Peje piedra dirían los pescadores
de este océano de jaspe.
Adentro de esta piedra silícea,
de estas vetas de mármol,
nace un pez dentro de mí,
peje de mar primigenio.
Imposible nadar aquí,
En el sílice, la sílfide, el silencio.
(Jaspe océano)
Este poema, por ejemplo, puede sobrevivir muy fácilmente fuera del contexto del poemario; puede sobrevivir más fácilmente que otros que quedan firmemente incrustados en la totalidad del libro. Y no cabe duda de que la poeta trabaja el verso como si fuera dura piedra, hasta el punto que sus poemas no dejan de hacernos pensar en los poetas parnasianos. Pero más que en estos al leer estos textos hay que pensar en los surrealistas.

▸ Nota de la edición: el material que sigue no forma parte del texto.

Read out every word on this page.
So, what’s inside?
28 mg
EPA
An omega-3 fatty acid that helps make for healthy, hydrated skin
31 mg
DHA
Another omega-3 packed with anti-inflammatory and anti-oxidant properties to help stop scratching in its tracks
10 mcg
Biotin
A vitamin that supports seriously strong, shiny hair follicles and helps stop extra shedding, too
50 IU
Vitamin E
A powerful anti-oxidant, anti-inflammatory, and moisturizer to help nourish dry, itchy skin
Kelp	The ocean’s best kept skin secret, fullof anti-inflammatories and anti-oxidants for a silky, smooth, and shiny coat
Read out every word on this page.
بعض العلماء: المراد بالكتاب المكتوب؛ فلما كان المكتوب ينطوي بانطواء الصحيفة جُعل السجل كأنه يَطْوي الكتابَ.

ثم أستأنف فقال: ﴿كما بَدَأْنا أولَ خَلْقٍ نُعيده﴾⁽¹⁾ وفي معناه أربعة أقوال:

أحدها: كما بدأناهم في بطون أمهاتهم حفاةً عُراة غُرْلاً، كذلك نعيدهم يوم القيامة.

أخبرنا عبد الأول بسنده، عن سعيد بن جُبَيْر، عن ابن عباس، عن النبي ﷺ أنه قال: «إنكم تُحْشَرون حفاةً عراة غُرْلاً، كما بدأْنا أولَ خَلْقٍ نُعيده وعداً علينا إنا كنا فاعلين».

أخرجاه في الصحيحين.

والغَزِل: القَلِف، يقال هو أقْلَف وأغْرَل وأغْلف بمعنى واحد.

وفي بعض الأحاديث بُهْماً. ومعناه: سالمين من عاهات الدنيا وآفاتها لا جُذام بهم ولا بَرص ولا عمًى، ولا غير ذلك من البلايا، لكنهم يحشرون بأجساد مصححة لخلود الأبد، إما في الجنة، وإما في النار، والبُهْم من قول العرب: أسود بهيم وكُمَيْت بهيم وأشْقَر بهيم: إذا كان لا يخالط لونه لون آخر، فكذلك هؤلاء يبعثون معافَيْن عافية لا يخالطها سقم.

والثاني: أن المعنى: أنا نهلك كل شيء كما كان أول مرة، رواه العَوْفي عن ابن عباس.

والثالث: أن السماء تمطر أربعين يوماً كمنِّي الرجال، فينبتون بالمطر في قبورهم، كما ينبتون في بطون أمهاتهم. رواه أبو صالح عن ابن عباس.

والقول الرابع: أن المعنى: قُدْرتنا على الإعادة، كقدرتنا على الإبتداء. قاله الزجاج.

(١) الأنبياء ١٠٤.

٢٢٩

Así es porque, como estos, Robles tiene el valor de enfrentarse a lo irracional, pero para construir textos de una claridad sorprendente: claridad estética dentro del contexto de la oscuridad del mundo privado. Es que la poeta construye sus textos a partir de lo íntimo, lo que en el fondo sólo ella conoce. (¿Lo conoce?) Pero como ya no creemos en los principios de la estilística y, por ello, no pretendemos llegar a través del poema al momento mismo de la inspiración que motivó a la poeta, lo que nos importa son esos productos que pueden ser sólo “bocetos para lo inconcluso” pero que verdaderamente son como pequeños y hermosos camafeos, joyas talladas de la piedra dura, afortunada porque esta ya no siente, pero que nos abre los puertas a un deslumbrante mundo poético, basado en la sensibilidad de lo privado.
Por ello y contrario a lo que Robles dice con angustia pero equivocadamente en el hermoso poema que cierra El libro de los conjuros –“Ya tenía asignado / el número de mi muerte / y nadie me llamaría poeta”– estos dos libros, no me cabe duda de ello, nos permiten llamarla poeta, una excelente e imprescindible poeta.